2 . The isolated oligopeptide of claim 1 , comprising SEQ ID NO: 11 or SEQ ID NO: 12 .
3 . The oligopeptide of claim 1 further comprising a heterologous amino acid sequence.
4 . The oligopeptide of claim 3 , wherein the heterologous amino acid sequence encodes a peptide selected from a group consisting of a His-tag, a ubiquitin tag, a NusA tag, a chitin binding domain, a B-tag, a HSB-tag, green fluorescent protein (GFP), a calmodulin binding protein (CBP), a galactose-binding protein, a maltose binding protein (MBP), cellulose binding domains (CBD's), an ayidin/streptayidin/Strep-tag, trpE, chloramphenicol acetyltransferase, lacZ (β-Galactosidase), a FLAG™ peptide, an S-tag, a T7-tag, a fragment of any of said heterologous peptides, and a combination of two or more of said heterologous peptides.
5 . The oligopeptide of claim 3 , wherein the heterologous amino acid sequence encodes an immunogen, a T-cell epitope, a B-cell epitope, a fragment of any of said heterologous peptides, and a combination of two or more of said heterologous peptides.

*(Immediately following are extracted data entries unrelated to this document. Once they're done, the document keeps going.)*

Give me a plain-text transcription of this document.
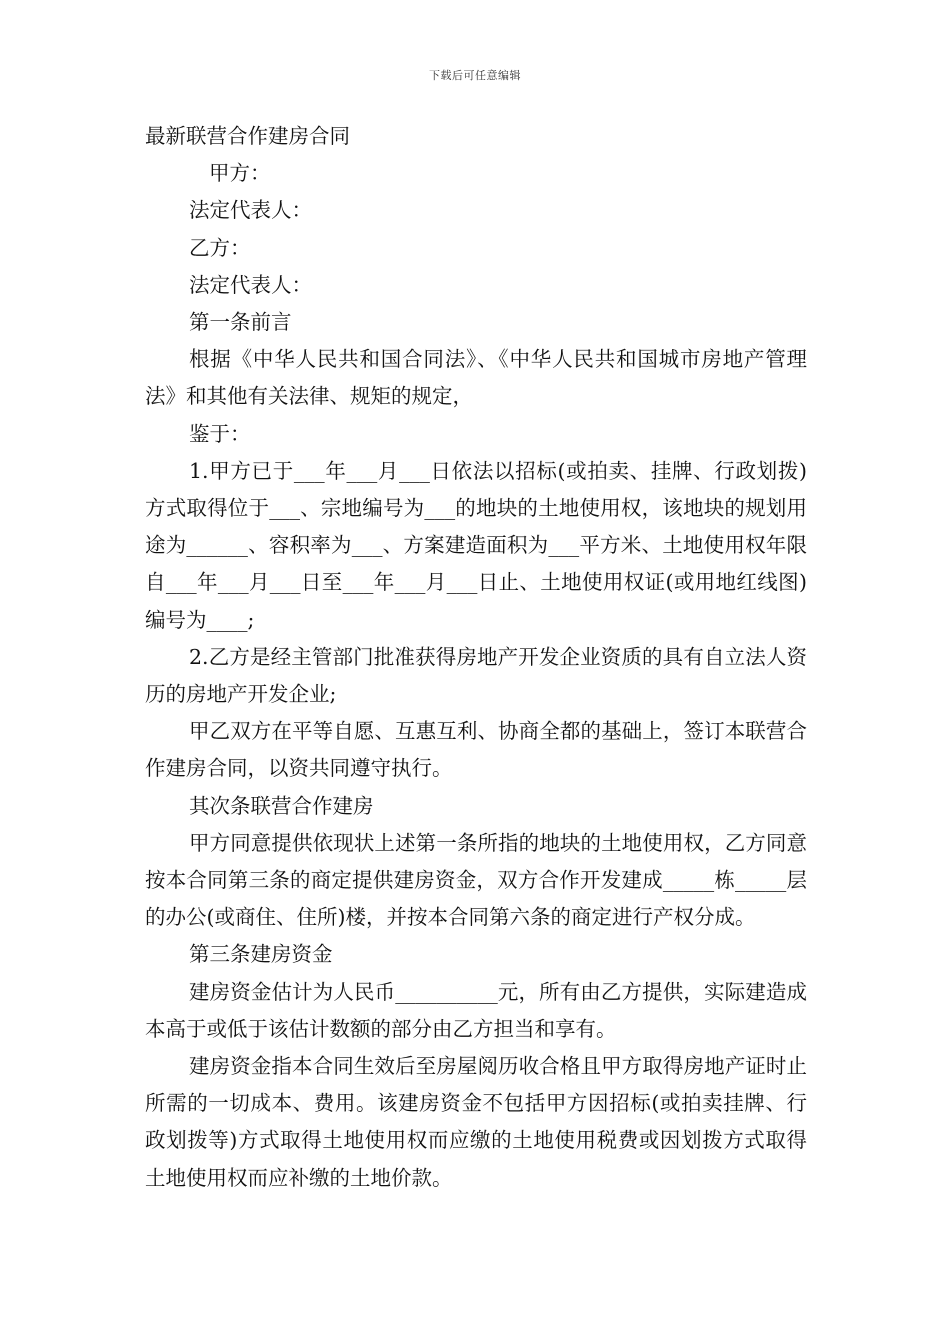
下载后可任意编辑

最新联营合作建房合同

甲方：

法定代表人：

乙方：

法定代表人：

第一条前言

根据《中华人民共和国合同法》、《中华人民共和国城市房地产管理法》和其他有关法律、规矩的规定，

鉴于：

1.甲方已于___年___月___日依法以招标(或拍卖、挂牌、行政划拨)方式取得位于___、宗地编号为___的地块的土地使用权，该地块的规划用途为______、容积率为___、方案建造面积为___平方米、土地使用权年限自___年___月___日至___年___月___日止、土地使用权证(或用地红线图)编号为____;

2.乙方是经主管部门批准获得房地产开发企业资质的具有自立法人资历的房地产开发企业;

甲乙双方在平等自愿、互惠互利、协商全都的基础上，签订本联营合作建房合同，以资共同遵守执行。

其次条联营合作建房

甲方同意提供依现状上述第一条所指的地块的土地使用权，乙方同意按本合同第三条的商定提供建房资金，双方合作开发建成_____栋_____层的办公(或商住、住所)楼，并按本合同第六条的商定进行产权分成。

第三条建房资金

建房资金估计为人民币__________元，所有由乙方提供，实际建造成本高于或低于该估计数额的部分由乙方担当和享有。

建房资金指本合同生效后至房屋阅历收合格且甲方取得房地产证时止所需的一切成本、费用。该建房资金不包括甲方因招标(或拍卖挂牌、行政划拨等)方式取得土地使用权而应缴的土地使用税费或因划拨方式取得土地使用权而应补缴的土地价款。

6 . The oligopeptide of any one of claims 3 to 5 , wherein the heterologous amino acid sequence encodes a staphylococcal toxoid peptide or oligopeptide.
7 . The oligopeptide of any one of claims 1 to 6 , further comprising an immunogenic carbohydrate.
8 . The oligopeptide of claim 7 , wherein said immunogenic carbohydrate is a saccharide.
9 . The oligopeptide of claim 7 or claim 8 , wherein said immunogenic carbohydrate is a capsular polysaccharide or a surface polysaccharide.
10 . The oligopeptide of any one of claims 7 to 9 , wherein said immunogenic carbohydrate is selected from the group consisting of capsular polysaccharide (CP) serotype 5 (CP5), CP8, poly-N-acetylglucosamine (PNAG), poly-N-succinyl glucosamine (PNSG), Wall Teichoic Acid (WTA), Lipoteichoic acid (LTA), a fragment of any of said immunogenic carbohydrates, and a combination of two or more of said immunogenic carbohydrates.
11 . The oligopeptide of any one of claims 7 to 10 , wherein said immunogenic carbohydrate is conjugated to said oligopeptide.
12 . An isolated polynucleotide comprising a nucleic acid which encodes the oligopeptide of any one of claims 1 to 11 .
13 . The polynucleotide of claim 12 , further comprising a heterologous nucleic acid.
14 . The polynucleotide of claim 13 , wherein said heterologous nucleic acid comprises a promoter operably associated with the nucleic acid encoding the oligopeptide.
15 . A vector comprising the polynucleotide of any one of claims 12 to 14 .
16 . The vector of claim 15 , which is a plasmid.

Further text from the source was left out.